More Japanese schools offer whale meat lunch

More than 1.6 tons of whale meat were served as school lunch in over 100 schools in Kyoto, Osaka and Nara prefectures and Tokyo in January, almost double of the amount for the whole 2005, Kyodo News reported Tuesday.

The education board of Japan's central prefecture of Wakayama, with its strong whaling tradition, is promoting the use of whale meat in schools. The efforts were viewed as necessary since Japan's inventory of whale meat has doubled in the past decade.

Japan's whaling program, dubbed "research whaling", has been under harsh criticism from ecologists worldwide who see the program as a cover for commercial hunting. Whale meats are sold in the country's domestic markets after the whales are killed for the so-called "research".

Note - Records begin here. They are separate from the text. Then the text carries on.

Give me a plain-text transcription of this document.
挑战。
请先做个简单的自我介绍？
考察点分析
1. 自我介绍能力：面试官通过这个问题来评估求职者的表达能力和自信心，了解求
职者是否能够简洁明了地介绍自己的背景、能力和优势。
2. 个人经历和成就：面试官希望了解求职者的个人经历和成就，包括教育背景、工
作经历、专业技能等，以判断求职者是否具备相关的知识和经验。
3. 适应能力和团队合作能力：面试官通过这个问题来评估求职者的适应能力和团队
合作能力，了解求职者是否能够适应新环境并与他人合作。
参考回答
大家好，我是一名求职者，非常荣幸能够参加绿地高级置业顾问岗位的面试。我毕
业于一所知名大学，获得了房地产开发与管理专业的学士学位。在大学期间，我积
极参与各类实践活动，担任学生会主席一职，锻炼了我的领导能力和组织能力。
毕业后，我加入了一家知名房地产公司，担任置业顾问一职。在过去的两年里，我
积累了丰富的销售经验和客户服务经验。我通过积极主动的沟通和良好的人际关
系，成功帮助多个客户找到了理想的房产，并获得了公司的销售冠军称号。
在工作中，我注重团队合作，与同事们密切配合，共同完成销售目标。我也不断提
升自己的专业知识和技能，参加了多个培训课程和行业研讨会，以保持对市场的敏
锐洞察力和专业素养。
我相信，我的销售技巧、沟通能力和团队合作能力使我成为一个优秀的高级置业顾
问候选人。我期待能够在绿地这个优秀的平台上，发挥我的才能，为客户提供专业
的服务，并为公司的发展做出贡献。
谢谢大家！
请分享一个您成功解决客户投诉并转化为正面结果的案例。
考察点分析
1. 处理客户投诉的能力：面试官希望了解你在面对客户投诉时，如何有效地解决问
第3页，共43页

Wakayama resumed the regular use of whale meat for school lunch in January 2005, introducing whale meat dishes to over 200 schools last year. It has also asked education boards of other prefectures to use the meat. Schools in Nara and other prefectures began to offer whale meat from the latter half of 2005.

Last year, around 1,035 tons of whale meat hit the market in Japan, according to the Fishery Agency.

The International Whaling Commission banned commercial whaling in 1986 but approved limited hunts for research purposes a year later.

Except in whaling areas, the use of whale meat for school lunch in Japan has been suspended in the 1980s, according to Kyodo.